The hexagonal discs add new toys to the Toy Box, mostly vehicles. However, these toys are only accessible using the discs. At the event, they had everything from the Electric Mayhem Bus from The Muppets to Cinderella's carriage. The carriage could even be tricked out in Toy Box mode by using goop, which gave it monster trucks wheels and added a huge speed boost.
That goop touches on what makes Toy Box so compelling, as you can use it to make anything bigger or smaller, including other players. It can be completely insane as you build worlds with your friends, joyously griefing each other along the way. The developers from Avalanche I spoke to all had fun stories of the countless times they tested the game together and got lost in it because of how much fun they were having. That could be a cute line, but when a team is making a game they are having fun playing, that is usually a good thing.
During my time checking out Toy Box, I witnessed a chaotic soccer game bolstered by characters using invisipads to turn invisible and sneak up on the goal, I attempted a squirrel suit obstacle course created by all four players, using a glider unlocked in The Incredibles play set, and I drove along a winding race track using all sorts of vehicles that all controlled nicely (Avalanche also made Cars 2, a well-received licensed game).

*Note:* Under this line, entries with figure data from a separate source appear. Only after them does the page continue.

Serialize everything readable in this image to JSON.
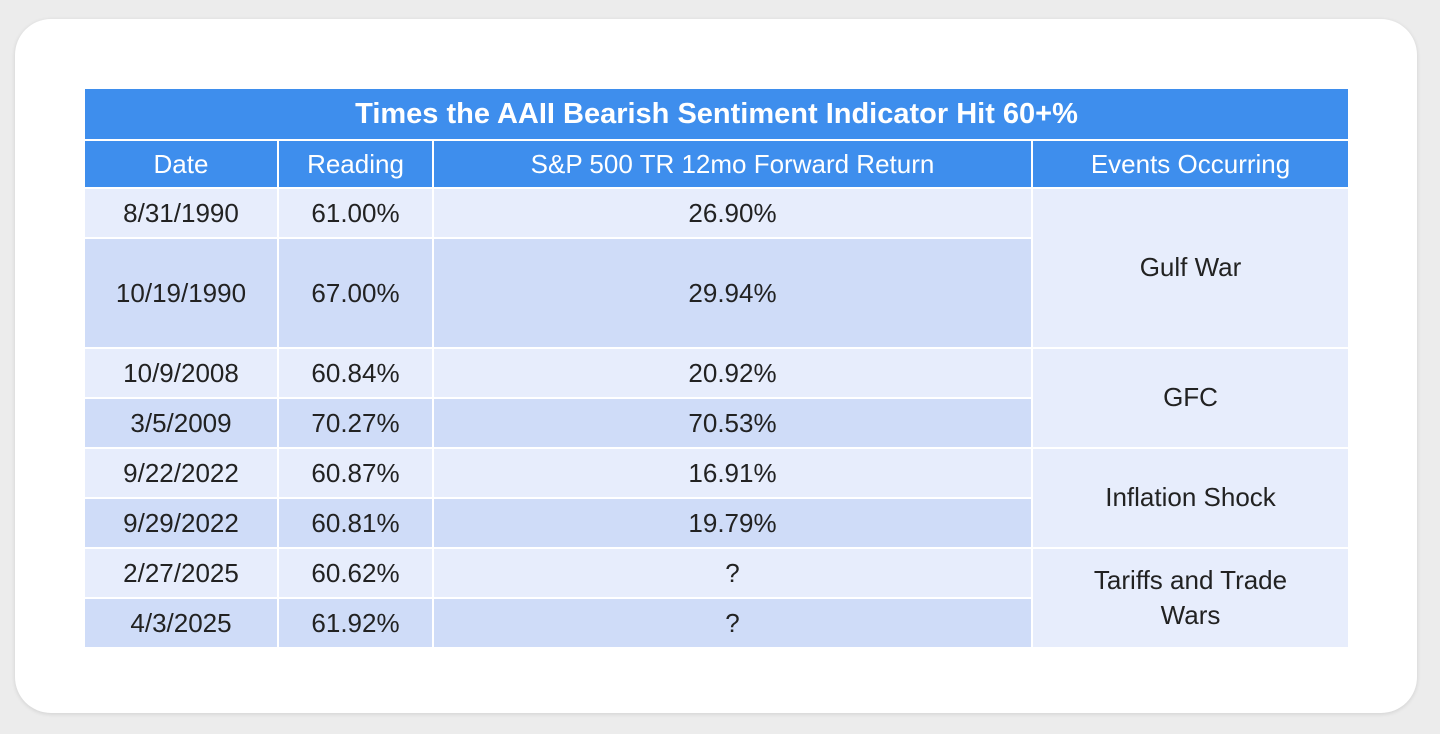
{
  "table": {
    "title": "Times the AAII Bearish Sentiment Indicator Hit 60+%",
    "headers": {
      "date": "Date",
      "reading": "Reading",
      "forward_return": "S&P 500 TR 12mo Forward Return",
      "events": "Events Occurring"
    },
    "rows": [
      {
        "date": "8/31/1990",
        "reading": "61.00%",
        "forward_return": "26.90%"
      },
      {
        "date": "10/19/1990",
        "reading": "67.00%",
        "forward_return": "29.94%"
      },
      {
        "date": "10/9/2008",
        "reading": "60.84%",
        "forward_return": "20.92%"
      },
      {
        "date": "3/5/2009",
        "reading": "70.27%",
        "forward_return": "70.53%"
      },
      {
        "date": "9/22/2022",
        "reading": "60.87%",
        "forward_return": "16.91%"
      },
      {
        "date": "9/29/2022",
        "reading": "60.81%",
        "forward_return": "19.79%"
      },
      {
        "date": "2/27/2025",
        "reading": "60.62%",
        "forward_return": "?"
      },
      {
        "date": "4/3/2025",
        "reading": "61.92%",
        "forward_return": "?"
      }
    ],
    "events": [
      {
        "label": "Gulf War"
      },
      {
        "label": "GFC"
      },
      {
        "label": "Inflation Shock"
      },
      {
        "label": "Tariffs and Trade Wars"
      }
    ]
  },
  "colors": {
    "header_bg": "#3e8eed",
    "row_light": "#e7edfc",
    "row_dark": "#cfdcf8",
    "text": "#222222"
  }
}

It's the sort of fun that you can get lost in, much like the toys and figures they are trying to emulate.
Toy Box can be played with four players online, which could be a way that the experience has more life than just with the younger crowd. It reminded me of the kind of fun chaos you could get into in Grand Theft Auto IV multiplayer. Two players can tackle Toy Box locally, as well as the Play Sets. Avalanche's goal is to get four-player online working across the board, but as of Disney's own press release, the firm commitment to four-player Play Sets is missing.
Disney Infinity is coming to Wii, Wii U, and 3DS on June 18, with starter kits retailing for $74.99. The kits will include the game, three characters (Sulley, Jack Sparrow, Mr. Incredible) and three Play Sets (one for each character). Individual Play Set packs will be $34.99, while individual figures will be $12.99 with a three-pack of figures retailing for $29.99. Lastly, randomized power disc packs will be $4.99.
Still, the most compelling aspect of Disney Infinity is, by far, its potential. With the idea of Play Sets accompanying every major Disney release, this platform should almost standardize Disney licensed video games, making the unfortunate rush and pressure for each title to hit the film's launch less daunting. Also, with Disney's growing portfolio, the possibilities are worth salivating over. Can you imagine if an Avengers Play Set launched alongside Avengers 2 in 2015? What if the next Star Wars movie had a Play Set launch alongside the movie? What if legacy Marvel characters got their own Play Sets? I smiled broadly when I asked a developer about Tron, and they busted out a Recognizer almost immediately. The hooks for your Disney-related IP dreams are in this game, and if it works and succeeds, the possibilities are, dare I say, infinite.